Lorsque le réel se pare d’une étrangeté intime et pénétrante, cela donne parfois des films envoûtants qui échappent aux raisonnements logiques. C’est le cas de Blood Virgin (Symptoms), une curiosité célébrée en son temps comme l’un des parangons du renouveau du cinéma d’horreur britannique au début des années 70. Il faut le (re)découvrir.

PAR ROMAIN LE VERN

Helen (Angela Pleasence) reçoit son amie Anne (Lorna Heibron) dans sa demeure, au bord d’un lac. Bien qu’isolées, elles ne ressentent aucune inquiétude. Au fil des jours, deux présences inquiétantes se manifestent : celle de Cora, une femme retrouvée morte qui hante le lieu comme un fantôme paumé dans les limbes et celle de Brady (Peter Vaughan), un homme pour lequel elle voue un mépris souverain. Comme possédée par le lieu, Helen fuit les rapports humains comme les regards inquisiteurs, pleure sans pouvoir dire pourquoi. Que s’est-il passé ? Une heure trente plus tard, on comprend tout. Auparavant, on aura eu droit à une rêverie dans des eaux troubles.
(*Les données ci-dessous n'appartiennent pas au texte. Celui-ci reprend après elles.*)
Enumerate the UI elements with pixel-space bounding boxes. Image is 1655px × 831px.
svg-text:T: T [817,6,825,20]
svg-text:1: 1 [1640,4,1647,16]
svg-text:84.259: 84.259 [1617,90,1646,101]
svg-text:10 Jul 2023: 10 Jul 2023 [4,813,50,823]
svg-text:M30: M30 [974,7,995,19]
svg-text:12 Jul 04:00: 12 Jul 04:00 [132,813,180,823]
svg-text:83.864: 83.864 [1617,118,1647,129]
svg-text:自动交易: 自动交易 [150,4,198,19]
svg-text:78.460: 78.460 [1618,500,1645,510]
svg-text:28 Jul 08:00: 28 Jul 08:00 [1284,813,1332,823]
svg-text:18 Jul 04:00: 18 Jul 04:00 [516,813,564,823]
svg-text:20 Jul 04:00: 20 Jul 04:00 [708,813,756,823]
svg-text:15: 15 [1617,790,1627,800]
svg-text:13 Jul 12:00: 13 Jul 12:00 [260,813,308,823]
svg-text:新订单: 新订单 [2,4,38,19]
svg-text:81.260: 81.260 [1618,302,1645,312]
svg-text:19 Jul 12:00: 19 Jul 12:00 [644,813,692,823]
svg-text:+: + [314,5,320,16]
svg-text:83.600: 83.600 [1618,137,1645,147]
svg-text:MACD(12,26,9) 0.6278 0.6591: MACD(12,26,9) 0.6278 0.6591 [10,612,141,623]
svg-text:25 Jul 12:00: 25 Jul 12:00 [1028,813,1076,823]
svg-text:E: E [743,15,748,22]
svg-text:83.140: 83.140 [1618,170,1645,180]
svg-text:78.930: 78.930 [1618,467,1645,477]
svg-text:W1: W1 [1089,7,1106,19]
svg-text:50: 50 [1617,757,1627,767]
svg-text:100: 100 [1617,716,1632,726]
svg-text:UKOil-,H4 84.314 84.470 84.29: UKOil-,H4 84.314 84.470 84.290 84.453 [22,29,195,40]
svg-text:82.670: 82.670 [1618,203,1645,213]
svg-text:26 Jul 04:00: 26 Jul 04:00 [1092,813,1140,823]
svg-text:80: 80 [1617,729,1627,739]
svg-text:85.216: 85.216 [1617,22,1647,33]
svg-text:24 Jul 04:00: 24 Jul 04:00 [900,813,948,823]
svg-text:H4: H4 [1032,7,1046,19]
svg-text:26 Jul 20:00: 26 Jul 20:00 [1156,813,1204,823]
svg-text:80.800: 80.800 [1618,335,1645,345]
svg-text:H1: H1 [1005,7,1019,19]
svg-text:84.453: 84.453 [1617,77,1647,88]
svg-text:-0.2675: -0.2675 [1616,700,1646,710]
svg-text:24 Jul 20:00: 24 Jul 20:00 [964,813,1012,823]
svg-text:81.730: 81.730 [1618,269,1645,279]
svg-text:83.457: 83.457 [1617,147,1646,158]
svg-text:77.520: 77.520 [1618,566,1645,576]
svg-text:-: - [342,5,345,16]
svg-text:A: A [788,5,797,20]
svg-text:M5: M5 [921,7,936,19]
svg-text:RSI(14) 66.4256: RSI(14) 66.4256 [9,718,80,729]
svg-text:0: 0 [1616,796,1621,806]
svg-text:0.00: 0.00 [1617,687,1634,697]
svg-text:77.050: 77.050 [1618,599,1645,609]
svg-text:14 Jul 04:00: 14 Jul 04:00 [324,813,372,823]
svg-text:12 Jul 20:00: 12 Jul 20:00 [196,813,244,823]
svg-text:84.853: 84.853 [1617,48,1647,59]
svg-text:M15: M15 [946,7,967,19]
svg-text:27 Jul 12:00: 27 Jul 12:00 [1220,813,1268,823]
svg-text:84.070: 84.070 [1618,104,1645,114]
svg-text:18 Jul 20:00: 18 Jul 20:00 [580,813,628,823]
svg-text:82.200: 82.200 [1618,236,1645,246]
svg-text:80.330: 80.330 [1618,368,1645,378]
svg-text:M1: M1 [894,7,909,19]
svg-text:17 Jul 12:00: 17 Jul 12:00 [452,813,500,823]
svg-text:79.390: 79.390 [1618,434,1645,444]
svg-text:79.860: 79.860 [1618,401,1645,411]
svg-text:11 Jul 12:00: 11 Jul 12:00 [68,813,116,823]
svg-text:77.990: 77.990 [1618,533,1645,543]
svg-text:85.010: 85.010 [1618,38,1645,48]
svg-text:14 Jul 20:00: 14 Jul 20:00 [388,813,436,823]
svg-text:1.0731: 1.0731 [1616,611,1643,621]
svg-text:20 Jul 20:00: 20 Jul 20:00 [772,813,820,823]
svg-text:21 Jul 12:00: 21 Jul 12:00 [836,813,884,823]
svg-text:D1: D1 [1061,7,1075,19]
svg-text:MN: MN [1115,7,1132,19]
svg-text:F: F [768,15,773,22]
Complainte éthérée échappée d’un songe, Blood Virgin (de son vrai titre : Symptoms) peut surprendre pour plusieurs raisons. Tout d’abord, son réalisateur : José Ramón Larraz, artiste espagnol, venu travailler à Paris pendant quinze ans comme photographe de mode, également connu comme dessinateur de bande-dessinée, avant de se lancer dans une carrière de cinéaste en Angleterre. Ensuite, son actrice : Angela Pleasence, fille de Donald, qui, par son regard hypnotique, sa pétrification béate et son visage blême, fait circuler un truc louche, un poison doucereux, un souci de proximité vénéneuse. Un vrai mystère à l’écran. Enfin, son cadre: la campagne anglaise, peu ou pas exploitée en son temps. D’autres qualités – de fabrication, cette fois – contribuent aussi à sa singularité. Pas d’effets de style, une gestion du suspense modestement héritée de Alfred Hitchcock, une narration somnambulique simplifiée à l’extrême: tout concourt au dénuement d’une intrigue qui vaut autant pour le pouvoir évocateur des images qu’elle invoque que pour sa capacité à plonger le spectateur dans les friches mentales d’un personnage trop longtemps frustré, seul avec ses démons et ses désirs inassouvis.

A condition de se laisser apprivoiser, l’envoûtement peut être total. Sans jamais forcer les situations ni personne, Jose Ramon Larraz agence les pièces de son petit théâtre d’ombres et de porcelaine, avec un art consommé du dérapage fabuleux. Son obsession semble être de capter la part de poésie qui, soudainement, s’échappe d’une mise en scène fonctionnant selon le principe de la «suspension consentie d’incrédulité» («willing suspension of disbelief» en anglais), expérience de simulation purement cognitive exerçant l’imagination et les sentiments de celui qui la vit. A l’arrivée, il reste d’un tel film un souvenir scintillant, une persistance diffuse.

En son temps, ce qui distingua Blood Virgin (Symptoms) du tout-venant, ce fut son aversion pour les codes gothiques de la Hammer, en se voulant plus proche d’une mélancolie morbide, incommunicable par les mots, en avance sur le cinéma fantastique australien de Peter Weir (Pique-nique à Hanging Rock). Une révélation tragique surgit comme une hallucination en bout de parcours. C’est une récompense pour ceux qui ne peuvent pas quitter une salle de cinéma sans avoir eu une résolution cartésienne. Mais la vérité reste difficile à accepter. Blood Virgin (Symptoms) a cette autre particularité d’avoir été sélectionné en compétition officielle au festival de Cannes (si, si!). Après ce succès d’estime «auteurisant», Jose Ramon Larraz a enchaîné avec Vampyres pour le producteur Brian Smedley-Aston qui réclamait la même démarche artistique que sur le précédent long, mais avec plus d’érotisme saphique et de bains ensanglantés pour transmuer l’hypnose en racolage.